Archive for May, 2007

Daniel Pipes

Daniel Pipes is a Harvard educated historian who has worked, at various time, for the Departments of State and Defense. He was appointed by recess appointment to the United States Institute of Peace. He is the founder and director of the Middle East Forum, a conservative think tank which seeks to promote U.S. and Israeli interests in the Middle East, and Campus Watch, a group which seeks to “out” university professors who have pro-Palestinian, anti-Iraq War or anti-U.S. views. Pipes support for the blacklisting of Middle East Studies professors who don’t agree with his philosophy has echos of HUAC and is often compared to modern day McCarthyism.

Pipes has written that the internment of Japanese during World War II was the right thing to do, although he says he does not support the internment of Muslims today. He does however support restricting Muslim immagration to the U.S. and he supported not allowing Tariq Ramadan into the country.

Pipes claims that his work is an effort to protect American interests at home and abroad, yet his actions seek to restrict fundamental freedoms such as speech. To debate a belief is one thing, to attempt to restrict your opponents ability and right to debate by blacklisting them is as un-American as it gets.

In the future I intend to discuss more of the activities of Daniel Pipes and fellow cohorts such as Robert Spencer and David Horowitz.

Reinhold Niebuhr he ain’t

Jerry Falwell died. To the few of you who regularly read my little blog here, it will come as no surprise that I was not a big fan Mr. Falwell. Rather than list any number of quotes handpicked to illustrate my views and make him look bad, I want to instead mention his contributions to the American religious landscape.

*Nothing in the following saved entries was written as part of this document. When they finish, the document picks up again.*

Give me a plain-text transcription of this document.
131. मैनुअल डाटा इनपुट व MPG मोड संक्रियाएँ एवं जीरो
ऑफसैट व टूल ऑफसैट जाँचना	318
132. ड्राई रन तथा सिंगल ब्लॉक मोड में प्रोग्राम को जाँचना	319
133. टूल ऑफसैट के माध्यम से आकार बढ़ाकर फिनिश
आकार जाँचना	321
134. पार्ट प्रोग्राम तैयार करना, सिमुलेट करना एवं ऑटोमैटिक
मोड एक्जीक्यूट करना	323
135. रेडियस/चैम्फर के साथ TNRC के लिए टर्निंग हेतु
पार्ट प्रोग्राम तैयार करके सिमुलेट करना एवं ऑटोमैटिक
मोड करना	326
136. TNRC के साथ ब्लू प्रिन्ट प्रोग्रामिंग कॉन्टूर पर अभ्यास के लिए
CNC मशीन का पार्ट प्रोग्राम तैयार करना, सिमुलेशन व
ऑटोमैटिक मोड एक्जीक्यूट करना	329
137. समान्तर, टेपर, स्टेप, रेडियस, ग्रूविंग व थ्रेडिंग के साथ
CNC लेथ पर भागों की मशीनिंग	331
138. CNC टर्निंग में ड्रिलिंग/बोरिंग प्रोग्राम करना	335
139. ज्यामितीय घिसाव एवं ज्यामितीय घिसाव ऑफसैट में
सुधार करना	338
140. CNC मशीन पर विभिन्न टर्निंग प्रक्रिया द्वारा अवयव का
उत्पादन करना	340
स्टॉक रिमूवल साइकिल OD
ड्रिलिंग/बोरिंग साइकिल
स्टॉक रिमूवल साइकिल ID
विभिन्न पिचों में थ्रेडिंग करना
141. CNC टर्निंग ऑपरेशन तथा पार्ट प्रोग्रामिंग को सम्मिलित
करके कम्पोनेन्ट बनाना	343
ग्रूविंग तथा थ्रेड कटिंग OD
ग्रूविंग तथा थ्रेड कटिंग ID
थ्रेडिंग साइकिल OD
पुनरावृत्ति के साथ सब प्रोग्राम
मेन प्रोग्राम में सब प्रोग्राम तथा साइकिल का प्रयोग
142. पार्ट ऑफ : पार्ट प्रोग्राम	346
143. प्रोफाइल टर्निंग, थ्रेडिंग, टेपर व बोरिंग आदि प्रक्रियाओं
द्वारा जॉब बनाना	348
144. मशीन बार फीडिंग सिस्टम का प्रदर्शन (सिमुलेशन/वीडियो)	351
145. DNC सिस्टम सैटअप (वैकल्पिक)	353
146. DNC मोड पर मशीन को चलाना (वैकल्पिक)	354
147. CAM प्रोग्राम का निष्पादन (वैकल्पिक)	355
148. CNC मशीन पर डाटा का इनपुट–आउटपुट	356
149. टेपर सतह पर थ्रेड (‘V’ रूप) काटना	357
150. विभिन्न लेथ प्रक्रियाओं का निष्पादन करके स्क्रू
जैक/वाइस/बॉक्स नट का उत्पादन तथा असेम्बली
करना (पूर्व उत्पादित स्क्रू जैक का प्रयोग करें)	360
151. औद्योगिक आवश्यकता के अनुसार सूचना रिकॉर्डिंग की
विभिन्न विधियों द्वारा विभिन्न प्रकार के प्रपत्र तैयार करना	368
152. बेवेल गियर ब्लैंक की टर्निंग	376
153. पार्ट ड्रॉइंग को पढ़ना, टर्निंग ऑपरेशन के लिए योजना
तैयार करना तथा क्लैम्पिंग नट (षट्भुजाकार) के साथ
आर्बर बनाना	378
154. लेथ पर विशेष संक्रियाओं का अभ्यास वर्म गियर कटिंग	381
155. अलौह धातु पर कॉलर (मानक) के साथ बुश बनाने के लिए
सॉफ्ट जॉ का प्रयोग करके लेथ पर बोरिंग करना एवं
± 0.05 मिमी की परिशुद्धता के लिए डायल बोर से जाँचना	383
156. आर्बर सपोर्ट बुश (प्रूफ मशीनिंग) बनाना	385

Falwell was at best a mediocre theologian. He rarely discussed issues of poverty and the poor, something that is fundamental to the Christian faith and teachings. He actually disregarded global warming and therefore was opposed to the concept that Christians should play an active role in conservation and act as stewards of the earth. He instead focused on essentially two political issues: abortion and homosexuality.

Falwell’s contribution was to bring evangelicals into the public square. He was more a politician that theologian. He courted politicians who he felt could further his political agenda. I am not opposed to religion playing a place in politics. One role of a religious leader is to inform and shape the moral views of their community. Falwell was, in my opinion, well within his rights to do and say the things that he did, as offensive as they may have been to me personally. My issue with him was he let his personally held political ideology inform his theology rather than vice versa. If a religious leader is going to use religious texts and theory to form a political opinion then that opinion needs to come from solid, good theology. Falwell did not do that. He was a practitioner of pick-and-choose theology, ignoring an abundance of text and Christian thought in order to further his political ideology. That is, at best, disingenuous.

It is a shame that whenever a news organization needs a “Christian opinion” on a given issue people such as Falwell, Pat Robertson and Ralph Reed are called on. These people are political operatives, not great theological thinkers. I hope people realize that Christianity is made up of more than this.